Казалось, Запретная кошка заранее знала, когда и где хозяин отеля появится в следующий раз, и вовремя удалялась оттуда — медленно и с достоинством, как и полагается порядочной кошке. Время от времени в беседе с хозяином отеля постояльцы упоминали об изящной рыже-коричневой кошечке, которую они, по их словам, гладили на четвёртом этаже или видели спящей на рояле, стоявшем в бальном зале.

После каждого такого разговора Роман Монфор начинал подозревать, что кто-то из гостиничного персонала завёл себе кошку, наплевав на строгий запрет.

Монфор устраивал на кошку облаву: без предупреждения прочёсывал комнаты работников и грозил устроить любому, кто отважится притащить в отель домашнее животное, «нечто гораздо более страшное, чем просто увольнение» (что именно он имел при этом в виду, мы не знали, и поэтому строили самые невероятные предположения).

Но поскольку он своими глазами ещё ни разу не увидел в отеле кошку, вероятно, он чувствовал себя немного параноиком.
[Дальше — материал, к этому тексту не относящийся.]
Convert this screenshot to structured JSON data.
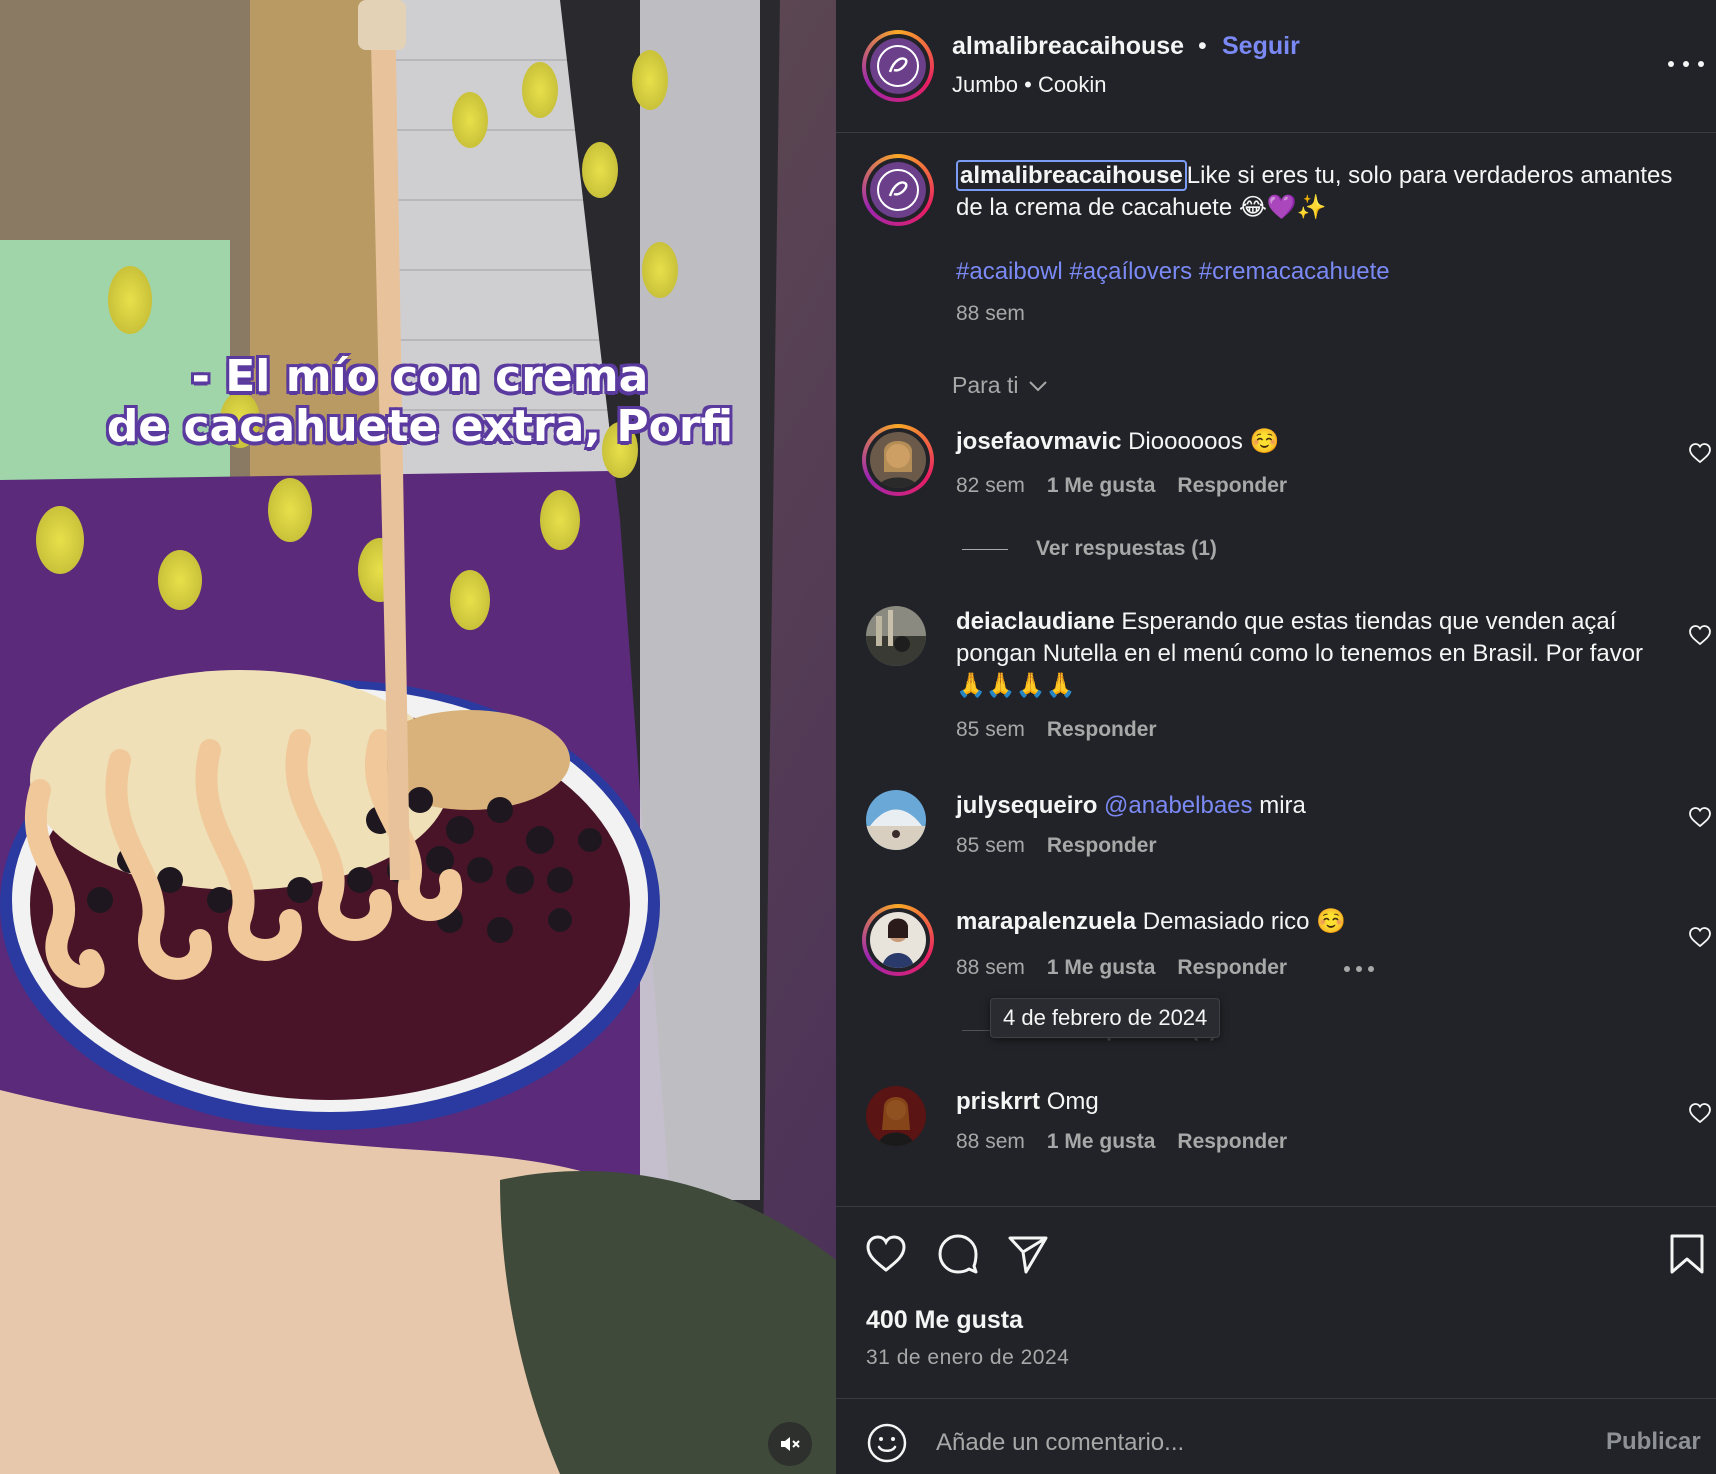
{
  "media": {
    "overlay_line1": "- El mío con crema",
    "overlay_line2": "de cacahuete extra, Porfi",
    "mute_icon": "speaker-muted-icon"
  },
  "header": {
    "username": "almalibreacaihouse",
    "separator": "•",
    "follow_label": "Seguir",
    "subtitle": "Jumbo • Cookin",
    "more_icon": "more-horizontal-icon"
  },
  "caption": {
    "username": "almalibreacaihouse",
    "text": "Like si eres tu, solo para verdaderos amantes de la crema de cacahuete 😂💜✨",
    "hashtags": "#acaibowl #açaílovers #cremacacahuete",
    "time": "88 sem"
  },
  "sort": {
    "label": "Para ti"
  },
  "comments": [
    {
      "user": "josefaovmavic",
      "text": "Dioooooos ☺️",
      "time": "82 sem",
      "likes": "1 Me gusta",
      "reply": "Responder",
      "replies": "Ver respuestas (1)"
    },
    {
      "user": "deiaclaudiane",
      "text": "Esperando que estas tiendas que venden açaí pongan Nutella en el menú como lo tenemos en Brasil. Por favor 🙏🙏🙏🙏",
      "time": "85 sem",
      "reply": "Responder"
    },
    {
      "user": "julysequeiro",
      "mention": "@anabelbaes",
      "text": "mira",
      "time": "85 sem",
      "reply": "Responder"
    },
    {
      "user": "marapalenzuela",
      "text": "Demasiado rico ☺️",
      "time": "88 sem",
      "likes": "1 Me gusta",
      "reply": "Responder",
      "replies": "Ver respuestas (1)",
      "tooltip": "4 de febrero de 2024"
    },
    {
      "user": "priskrrt",
      "text": "Omg",
      "time": "88 sem",
      "likes": "1 Me gusta",
      "reply": "Responder"
    }
  ],
  "footer": {
    "likes": "400 Me gusta",
    "date": "31 de enero de 2024",
    "comment_placeholder": "Añade un comentario...",
    "publish_label": "Publicar"
  },
  "colors": {
    "panel_bg": "#212328",
    "link": "#7b89f5",
    "muted": "#a8a8a8"
  }
}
На его месте я бы решила, что мои сотрудники надо мной издеваются. Как бы то ни было, удивительно, что за всё время, пока Запретная кошка прогуливалась по коридорам Замка в облаках, никто не додумался специально выдать её местонахождение шефу: хозяин наверняка не пожалел бы за это прибавки к жалованью.

Почесав Запретную кошку везде, где ей того хотелось, я окольными путями наконец добралась до комнат персонала в южном крыле, не попавшись на глаза фрейлейн Мюллер. Окольных путей, чёрных лестниц и даже спрятанных лифтов в Замке в облаках существовало великое множество.

Мне потребовалось несколько недель, чтобы разобраться в них, и, хотя сейчас я в целом хорошо ориентировалась в отеле, не сомневалась, что на мой век ещё хватит неизведанных уголков. Прежде всего это относилось к подвалу, который, словно многоэтажный лабиринт, вгрызался глубоко в скалу, на которой стояло здание. Кроме того, среди служащих «Шато Жанвье» упорно ходили слухи о том, что здесь обитают привидения, и я с восторгом им внимала. Помимо таинственного горного духа, который якобы являлся старому Штукки каждый раз, когда тот «дегустировал» домашний грушевый шнапс, в отеле жила некая Белая дама, ночами летавшая по коридорам, отчего стеклянные подвески на люстрах нежно позвякивали. Белая дама, видимо, искала родственную душу.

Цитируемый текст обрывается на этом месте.